Friday, December 29, 2006

A season for thanksgiving

I never gave much thought to the fact that Christmas falls towards the end of the year (apart from the necessity of its sentimental image "White Christmas" to take place in winter). This year, though, being a year of many firsts, I thought it wonderful and timely for Christmas to be near, or at, the climax of our thanksgiving season for all the blessings we have received in the past year.

Amidst the din that I heard about banishing religion from public space, was the propriety(!) of saying "Merry Christmas" in a multi-religious society. Obviously, if secularists (yes, the secularists, not other "co-religionists"!) feel threatened by Christmas celebration, there must be important reasons for Christians to celebrate it and to fight for the right to celebrate it (other than that it's "that time of the year", as some songs suggest). Looking back to this blog's archive during the last three Decembers, I found no post that reflected the significance of Christmas in my life... This year, I spent the whole of Advent and Christmas (and soon, New Year) away from home. Yes, I do miss the festivities that being at home entails; but most importantly I think it has been a blessing for me as there are less distractions when a reflection is in order.

What is the impact of Christmas, to us? Yesterday's Feast of the Holy Innocents reminded me that even at the beginning of His time on earth, Jesus' birth had brought so much changes. Thousands (possibly) of infants in Bethlehem were massacred: they bore witnesses to the birth of the Holy One. Christ came into our world without waiting for any invitation; these children, despite their tender age, shed their lives for Christ. In the words of St Quodvultdeus,

To what merits of their own do the children owe this kind of victory? They cannot speak, yet they bear witness to Christ. They cannot use their limbs to engage in battle, yet already they bear off the palm of victory.

For me, the impact of Christmas did not demand such great sacrifice as these children's; it was that of contemplating the Eternal entering time. "The Word was made flesh, and dwelt amongst us." This was for me a statement of depth and mystery: why? What for? A story I heard from a priest went like this:

"A man sitting in a house in a middle of a snowstorm saw that there were birds hitting the glass of his windows, attracted blindly by the light of his fireplace. Moved by compassion, he went out to light and open the door to his barn to give them shelter. But the birds, being stupid birds, did not follow him to the barn. Frustrated, he started flapping his arms to imitate them and signal them to follow him. The birds however, still did not follow him. And then he thought, if only I could be a bird for once, they would surely follow me to safety..."

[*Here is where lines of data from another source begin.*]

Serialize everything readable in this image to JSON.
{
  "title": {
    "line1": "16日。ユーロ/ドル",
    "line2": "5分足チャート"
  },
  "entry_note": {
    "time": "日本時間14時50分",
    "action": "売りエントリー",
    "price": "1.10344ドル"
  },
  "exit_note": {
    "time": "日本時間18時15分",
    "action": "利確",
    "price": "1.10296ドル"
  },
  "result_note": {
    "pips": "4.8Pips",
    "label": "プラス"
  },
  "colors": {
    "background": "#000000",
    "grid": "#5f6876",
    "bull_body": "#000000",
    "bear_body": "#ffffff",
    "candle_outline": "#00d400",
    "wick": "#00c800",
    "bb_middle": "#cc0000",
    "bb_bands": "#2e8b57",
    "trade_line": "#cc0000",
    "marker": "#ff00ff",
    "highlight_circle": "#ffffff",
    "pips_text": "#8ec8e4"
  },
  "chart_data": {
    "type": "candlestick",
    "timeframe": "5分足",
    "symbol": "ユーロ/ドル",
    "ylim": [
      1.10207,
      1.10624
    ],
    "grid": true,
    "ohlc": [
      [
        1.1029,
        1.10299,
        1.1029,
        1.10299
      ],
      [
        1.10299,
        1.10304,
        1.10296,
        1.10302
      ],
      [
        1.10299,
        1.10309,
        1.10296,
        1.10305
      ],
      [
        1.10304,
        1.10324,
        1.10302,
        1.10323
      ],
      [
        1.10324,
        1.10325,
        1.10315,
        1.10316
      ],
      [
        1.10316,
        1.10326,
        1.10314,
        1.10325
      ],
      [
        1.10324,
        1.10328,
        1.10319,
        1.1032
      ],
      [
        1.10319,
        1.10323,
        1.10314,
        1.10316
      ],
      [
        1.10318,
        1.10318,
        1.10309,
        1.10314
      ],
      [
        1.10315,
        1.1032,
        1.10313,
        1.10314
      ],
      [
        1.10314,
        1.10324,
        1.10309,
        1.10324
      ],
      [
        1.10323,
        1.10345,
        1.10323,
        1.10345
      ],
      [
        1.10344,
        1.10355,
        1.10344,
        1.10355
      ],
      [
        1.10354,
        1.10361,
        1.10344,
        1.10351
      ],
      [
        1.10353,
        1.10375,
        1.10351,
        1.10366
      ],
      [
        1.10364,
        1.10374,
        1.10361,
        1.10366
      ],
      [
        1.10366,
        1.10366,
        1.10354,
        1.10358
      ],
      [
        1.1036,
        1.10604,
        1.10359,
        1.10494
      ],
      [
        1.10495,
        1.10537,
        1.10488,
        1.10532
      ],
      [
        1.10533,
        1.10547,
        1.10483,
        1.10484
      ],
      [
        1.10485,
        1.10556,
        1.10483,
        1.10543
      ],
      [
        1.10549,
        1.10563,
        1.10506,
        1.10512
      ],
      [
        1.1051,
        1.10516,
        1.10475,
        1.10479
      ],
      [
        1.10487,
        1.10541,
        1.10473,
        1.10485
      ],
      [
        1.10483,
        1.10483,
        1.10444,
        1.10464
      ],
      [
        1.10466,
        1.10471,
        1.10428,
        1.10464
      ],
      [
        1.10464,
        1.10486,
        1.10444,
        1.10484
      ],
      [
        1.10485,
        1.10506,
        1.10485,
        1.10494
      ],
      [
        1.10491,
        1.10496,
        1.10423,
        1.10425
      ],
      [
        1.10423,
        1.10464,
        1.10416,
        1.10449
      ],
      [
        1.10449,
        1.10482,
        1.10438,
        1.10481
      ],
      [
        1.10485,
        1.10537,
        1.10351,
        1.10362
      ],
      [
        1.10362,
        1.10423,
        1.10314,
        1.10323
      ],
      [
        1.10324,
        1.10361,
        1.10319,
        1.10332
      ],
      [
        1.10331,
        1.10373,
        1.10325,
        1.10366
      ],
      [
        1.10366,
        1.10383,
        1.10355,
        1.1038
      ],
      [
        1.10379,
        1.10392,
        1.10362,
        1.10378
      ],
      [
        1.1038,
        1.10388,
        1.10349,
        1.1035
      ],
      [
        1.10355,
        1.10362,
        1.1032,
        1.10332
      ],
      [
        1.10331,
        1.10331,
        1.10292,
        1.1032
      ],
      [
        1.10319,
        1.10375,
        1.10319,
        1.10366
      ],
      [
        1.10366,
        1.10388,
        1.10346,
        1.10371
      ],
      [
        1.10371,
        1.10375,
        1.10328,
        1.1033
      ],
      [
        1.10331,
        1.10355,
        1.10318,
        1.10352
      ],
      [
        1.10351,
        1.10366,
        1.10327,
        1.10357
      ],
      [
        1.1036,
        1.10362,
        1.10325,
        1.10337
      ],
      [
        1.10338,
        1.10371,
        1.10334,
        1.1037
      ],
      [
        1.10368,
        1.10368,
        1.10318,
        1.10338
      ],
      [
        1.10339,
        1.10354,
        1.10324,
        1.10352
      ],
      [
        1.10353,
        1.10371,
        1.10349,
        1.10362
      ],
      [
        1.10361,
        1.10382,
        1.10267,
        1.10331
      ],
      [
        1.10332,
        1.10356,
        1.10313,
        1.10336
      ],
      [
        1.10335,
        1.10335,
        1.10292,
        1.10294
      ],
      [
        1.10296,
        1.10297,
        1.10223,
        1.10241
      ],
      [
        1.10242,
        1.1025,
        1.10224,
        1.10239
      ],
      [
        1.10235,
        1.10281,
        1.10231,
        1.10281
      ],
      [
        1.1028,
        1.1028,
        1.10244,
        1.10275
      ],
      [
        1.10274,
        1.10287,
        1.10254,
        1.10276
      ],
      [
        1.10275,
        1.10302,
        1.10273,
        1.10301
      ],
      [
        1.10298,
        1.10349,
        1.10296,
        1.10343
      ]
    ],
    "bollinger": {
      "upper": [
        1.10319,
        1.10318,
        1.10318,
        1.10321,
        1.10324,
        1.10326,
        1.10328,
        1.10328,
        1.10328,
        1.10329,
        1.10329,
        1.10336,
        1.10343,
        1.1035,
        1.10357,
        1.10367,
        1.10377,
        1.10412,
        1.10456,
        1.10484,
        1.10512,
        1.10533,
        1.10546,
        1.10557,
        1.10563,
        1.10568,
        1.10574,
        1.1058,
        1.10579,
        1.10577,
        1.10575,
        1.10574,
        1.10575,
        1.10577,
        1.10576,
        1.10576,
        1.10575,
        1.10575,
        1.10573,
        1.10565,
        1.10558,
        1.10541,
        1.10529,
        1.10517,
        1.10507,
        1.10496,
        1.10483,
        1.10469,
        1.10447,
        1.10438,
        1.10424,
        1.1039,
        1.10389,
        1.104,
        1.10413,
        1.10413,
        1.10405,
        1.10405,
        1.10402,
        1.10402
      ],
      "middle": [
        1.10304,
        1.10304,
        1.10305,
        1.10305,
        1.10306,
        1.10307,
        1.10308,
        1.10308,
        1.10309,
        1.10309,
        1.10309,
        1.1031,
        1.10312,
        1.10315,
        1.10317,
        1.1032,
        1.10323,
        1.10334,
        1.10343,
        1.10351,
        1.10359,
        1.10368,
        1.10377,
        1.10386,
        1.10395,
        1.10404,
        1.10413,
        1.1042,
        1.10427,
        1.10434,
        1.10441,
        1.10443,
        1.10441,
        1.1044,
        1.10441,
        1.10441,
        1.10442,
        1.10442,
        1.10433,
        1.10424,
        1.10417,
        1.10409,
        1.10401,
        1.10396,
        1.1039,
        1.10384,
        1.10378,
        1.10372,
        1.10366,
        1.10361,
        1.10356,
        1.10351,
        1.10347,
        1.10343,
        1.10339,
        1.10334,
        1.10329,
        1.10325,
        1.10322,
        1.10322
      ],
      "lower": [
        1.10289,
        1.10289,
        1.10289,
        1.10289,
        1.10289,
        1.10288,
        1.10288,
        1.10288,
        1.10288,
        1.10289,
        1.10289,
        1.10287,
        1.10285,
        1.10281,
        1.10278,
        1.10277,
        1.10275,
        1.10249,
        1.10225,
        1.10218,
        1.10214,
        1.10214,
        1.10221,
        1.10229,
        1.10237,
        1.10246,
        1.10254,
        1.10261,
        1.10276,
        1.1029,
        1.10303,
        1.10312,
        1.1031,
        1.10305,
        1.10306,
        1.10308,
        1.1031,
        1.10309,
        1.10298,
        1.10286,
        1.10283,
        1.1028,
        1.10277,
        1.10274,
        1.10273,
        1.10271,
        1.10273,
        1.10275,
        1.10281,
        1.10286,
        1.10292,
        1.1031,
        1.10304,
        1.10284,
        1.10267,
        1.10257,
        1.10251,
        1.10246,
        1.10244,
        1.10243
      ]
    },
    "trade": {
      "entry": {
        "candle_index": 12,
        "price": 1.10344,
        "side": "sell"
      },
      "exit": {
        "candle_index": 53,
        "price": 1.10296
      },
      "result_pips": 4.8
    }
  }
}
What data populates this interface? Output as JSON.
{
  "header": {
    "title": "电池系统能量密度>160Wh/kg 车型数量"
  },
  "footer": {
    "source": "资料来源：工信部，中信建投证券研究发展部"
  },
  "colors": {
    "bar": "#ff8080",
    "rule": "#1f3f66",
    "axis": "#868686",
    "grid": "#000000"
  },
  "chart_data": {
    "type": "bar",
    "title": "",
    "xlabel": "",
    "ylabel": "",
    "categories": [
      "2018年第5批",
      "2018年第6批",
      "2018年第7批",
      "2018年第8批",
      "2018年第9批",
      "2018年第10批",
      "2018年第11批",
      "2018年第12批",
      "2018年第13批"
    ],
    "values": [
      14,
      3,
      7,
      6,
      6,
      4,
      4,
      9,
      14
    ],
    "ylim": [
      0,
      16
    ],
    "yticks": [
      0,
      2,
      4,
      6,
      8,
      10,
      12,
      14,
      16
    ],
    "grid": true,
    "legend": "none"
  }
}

And that is what God has done when the Word Incarnate dwelt amongst us! At this awesome wonder, words fail me.

Everything, everything that had come my way this year, the "chance" encounters, the friends and not-yet-friends, the opportunities to grow and to be humble, the inspirations and affections, the aridity and the consolations, the darkness He allowed and the lights He had bestowed, were all gifts.

Just last night, I was reading from the book of Tobit. In there, some of the protagonists, Tobit and Sara, launched into a praise before asking God to end their lives! In each turn of event, all of them: Tobit, Sara, Tobias, Raguel, and the archangel Raphael, launched into beautiful prayers of thanksgiving and praise. Reading these praises in my own languange (the only bible I have with the book of Tobit being in Bahasa Indonesia) made them especially heartfelt.

O Emmanuel, He is always with us, rejoice and give thanks!